Qualidade do sono percebida: a interação de neuroticismo, afeto e hiperexcitação

 

Cellini, N., Duggan, K. A., & Sarlo, M. (2017). Perceived sleep quality: The interplay of neuroticism, affect, and hyperarousal. Sleep Health, 3(3), 184-189. https://doi.org/10.1016/j.sleh.2017.03.001

 

Resenhado por Lucas Souza

 

Um boa noite de sono é fundamental para manutenção da saúde física e mental. Investigações prévias mostraram associações entre os traços de personalidade do modelo dos Cinco Grande Fatores (CGF), e alterações na Qualidade do Sono (QS), em especial o neuroticismo. Essa relação entre sono pobre e neuroticismo poderia ser explicada pela vivência de afetos negativos, formas de regulação emocional e pela tendência a hiperativação psicológica.

O presente estudo teve dois objetivos principais. Primeiramente avaliar as relações entre os traços de personalidade do modelo CGF e a qualidade do sono na população italiana. Em seguida, utilizando regressões múltiplas, avaliar as relações entre personalidade, afeto, hiperexcitação e qualidade do sono percebida pobre, formando um modelo unificado entre essas variáveis preditoras. Os pesquisadores esperavam encontrar relações de afeto e hiperexcitação com o fator neuroticismo e esse, por sua vez, seria o principal preditor de baixa qualidade do sono. Foram avaliados 498 indivíduos de nacionalidade italiana com média de idade 26,6 anos (DP = 7,4 anos), dos quais 78% (353) pertenciam ao gênero feminino. Os participantes responderam ao Índice de Qualidade do Sono de Pittsburgh [Pittsburgh Sleep Quality Index (PSIQ)], à versão de 44 itens do Inventário do Big Five, à Agenda de Afetos Positivos e Negativos, ao Questionário de Regulação Emocional e à Escala de Hiperexcitação.

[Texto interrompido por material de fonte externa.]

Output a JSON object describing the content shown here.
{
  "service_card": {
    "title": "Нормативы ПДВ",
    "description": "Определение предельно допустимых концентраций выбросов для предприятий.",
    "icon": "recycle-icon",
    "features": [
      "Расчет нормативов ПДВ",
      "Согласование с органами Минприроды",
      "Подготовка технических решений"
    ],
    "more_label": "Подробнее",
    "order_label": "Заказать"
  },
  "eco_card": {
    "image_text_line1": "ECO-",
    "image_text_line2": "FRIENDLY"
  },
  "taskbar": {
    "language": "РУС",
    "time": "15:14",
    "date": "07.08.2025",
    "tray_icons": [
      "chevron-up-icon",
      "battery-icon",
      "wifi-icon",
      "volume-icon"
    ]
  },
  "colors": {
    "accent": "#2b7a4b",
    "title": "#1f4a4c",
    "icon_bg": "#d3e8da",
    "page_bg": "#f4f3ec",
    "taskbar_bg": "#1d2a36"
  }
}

Os resultados mostraram associações entre traços de personalidade e os escores do questionário PSQI: alto neuroticismo (r = 0,34, p < 0,001), baixa conscienciosidade (r = −0,12, p = 0,08), baixa amabilidade (r = −0,17, p = 0,001), baixa extroversão (r = −0,15, p = 0,006) estivaram relacionados com baixa qualidade do sono. O traço abertura não apresentou relação estatística com a qualidade do sono. O sono pobre também esteve relacionado com menos afeto positivo (r = −0,18, p < 0,001), mais afeto negativo (r = 0,33, p < 0,001), uso de supressão emocional como estratégia de regulação emocional (r = 0,11, p = 0,01) e com presença de hiperexcitação (r = 0,42, p < 0,001). Contudo, quando colocados em um único modelo de regressão ( = 0,20), apenas amabilidade, afeto positivo e hiperativação se mantiveram estatisticamente significativos. A perda do efeito preditivo do neuroticismo, quando analisado juntamente à hiperexcitação na análise multivariada, reforça a hipótese de que o papel do neuroticismo na diminuição da qualidade do sono depende do mecanismo da hiperexcitação. Outro aspecto é o achado de que a amabilidade esteve relacionada com melhor qualidade do sono, o que é provavelmente explicado por questões biológicas, por exemplo, relacionadas com o sistema serotoninérgico.

            Este estudo contribui com a psicologia da saúde ao tentar compreender melhor as relações entre a qualidade do sono e os traços de personalidade, em especial o neuroticismo, o principal preditor de sono pobre. A investigação de relações com algumas variáveis, a exemplo da presença de afetos positivos e negativos, hiperexcitação e estratégias de regulação emocional, mostrou-se útil para o melhor entendimento de como o neuroticismo se relaciona com o sono e pode guiar o desenvolvimento de intervenções voltadas à melhora de sua qualidade. De qualquer modo, estudos posteriores de delineamento longitudinal são necessários para aprofundar o entendimento sobre tais associações.